Michael Card has always been a bit of an anomaly in Christian music, preferring to turn out literate musical projects characterized by complex concept albums based on Biblical subjects, even a whole Biblical book. Often, these projects come with supplemental books, written by Card, that further explore the poetic and theological themes of his music. As pretentious as these projects may sound, Card can get away with it every time because he is not only one of the most humble, down-to-earth musicians I have ever had the pleasure of hearing but he has great talent as a musician and songwriter. Card can turn even the deepest theological puzzles into a hit single _ a skill unequaled by anyone in CCM today. Unveiled Hope, Card's newest conceptual project, is perhaps some of his finest work to date because it capitalizes on Card's willingness to share the spotlight with other musicians and on his strength as an imaginative songwriter.
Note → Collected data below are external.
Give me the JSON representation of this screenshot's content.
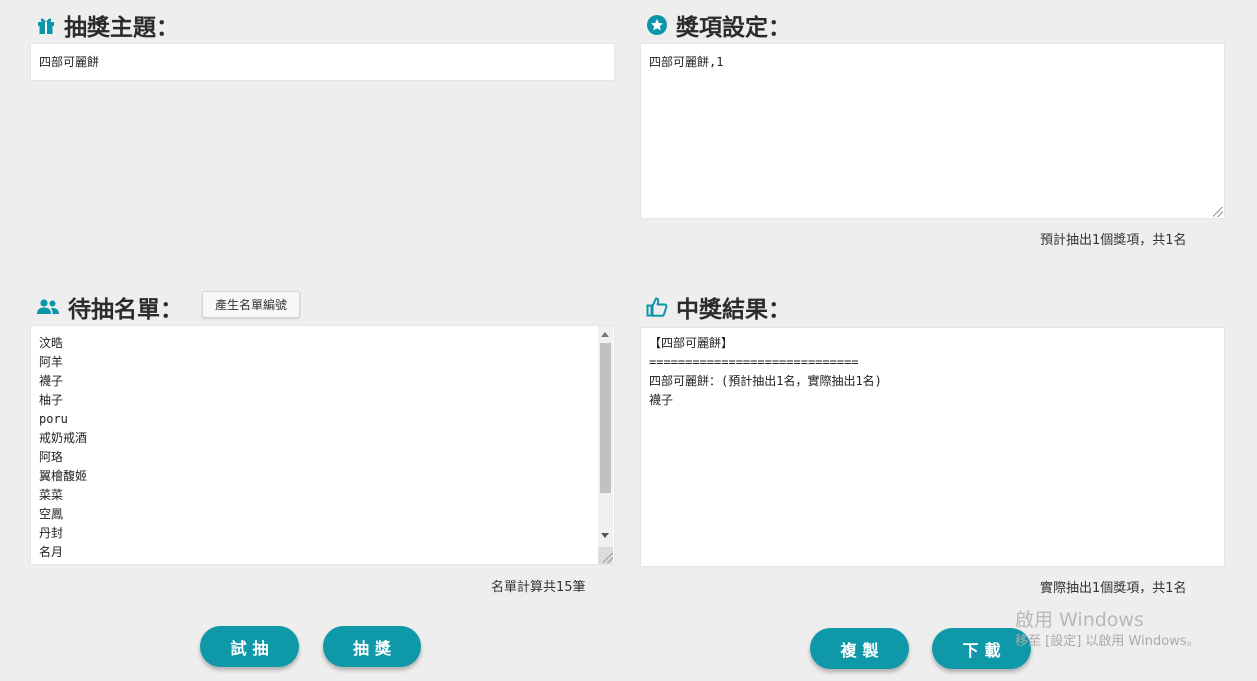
{
  "theme_section": {
    "title": "抽獎主題：",
    "icon": "gift-icon",
    "value": "四部可麗餅"
  },
  "prize_section": {
    "title": "獎項設定：",
    "icon": "star-circle-icon",
    "value": "四部可麗餅,1",
    "summary": "預計抽出1個獎項，共1名"
  },
  "list_section": {
    "title": "待抽名單：",
    "icon": "users-icon",
    "generate_button": "產生名單編號",
    "names": "汶晧\n阿羊\n襪子\n柚子\nporu\n戒奶戒酒\n阿珞\n翼檜馥姬\n菜菜\n空鳳\n丹封\n名月",
    "summary": "名單計算共15筆"
  },
  "result_section": {
    "title": "中獎結果：",
    "icon": "thumbs-up-icon",
    "value": "【四部可麗餅】\n=============================\n四部可麗餅：(預計抽出1名，實際抽出1名)\n襪子",
    "summary": "實際抽出1個獎項，共1名"
  },
  "buttons": {
    "trial": "試抽",
    "draw": "抽獎",
    "copy": "複製",
    "download": "下載"
  },
  "watermark": {
    "line1": "啟用 Windows",
    "line2": "移至 [設定] 以啟用 Windows。"
  },
  "colors": {
    "accent": "#0e98a8",
    "background": "#eeeeee"
  }
}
Unveiled Hope is Card's most ambitious work yet _ a musical, theological and poetic walk through the most obscure book of the Bible, the Book of Revelations. Following his premise that Revelations is a book of what is shown and not what is hidden, he creates a story that is at times mystical, at times worshipful, at times majestic and occasionally even fun. Unveiled Hope is a thematic score of songs complete with prelude and postlude. The prelude is a beautiful Celtic theme with traditional acoustic instruments, a sign that this will not be the typical synthesized vanilla pop of CCM. Card also makes liberal use of the London Symphony Orchestra throughout, which gives the whole recording a lush, "big" feel. To tell the story he wishes to tell, Card obviously saw the need to use musical styles that departed from his usual singer/songwriter folk style, and when he does depart from it, he is more than willing to share center stage with singers more attuned to that style.
On the operatic "Holy, Holy, Holy," he shares lead vocals with his backing choir. On the wonderful "You Are Worthy," he gives full reign to an African-American choir that turns the simple words from Revelation into a triumphant, fun and gorgeous moment of worship. Of course, the album is liberally sprinkled with songs in Card's engaging folk-pop style, such as "The Unveiling," "The Dragon" and "Song of the Lamb".
After the almost classical "Hallelujah," Card closes Unveiled Hope with "New Jerusalem," an innocent, introspective tune that builds to a full-chorus anthem of worship followed by the postlude _ a reprise of "Hallelujah" and a return to the album's pervasive Celtic theme.
There are rumors that this could be one of Card's last projects, since he plans on retiring soon from the music industry, and if these rumors are true, CCM will lose one of its most literate and musically diverse artists. Rich, complex, moving from musical theme to theme and crowned with intelligent, poetic reworkings of biblical text, Unveiled Hope is nothing short of a true work of art.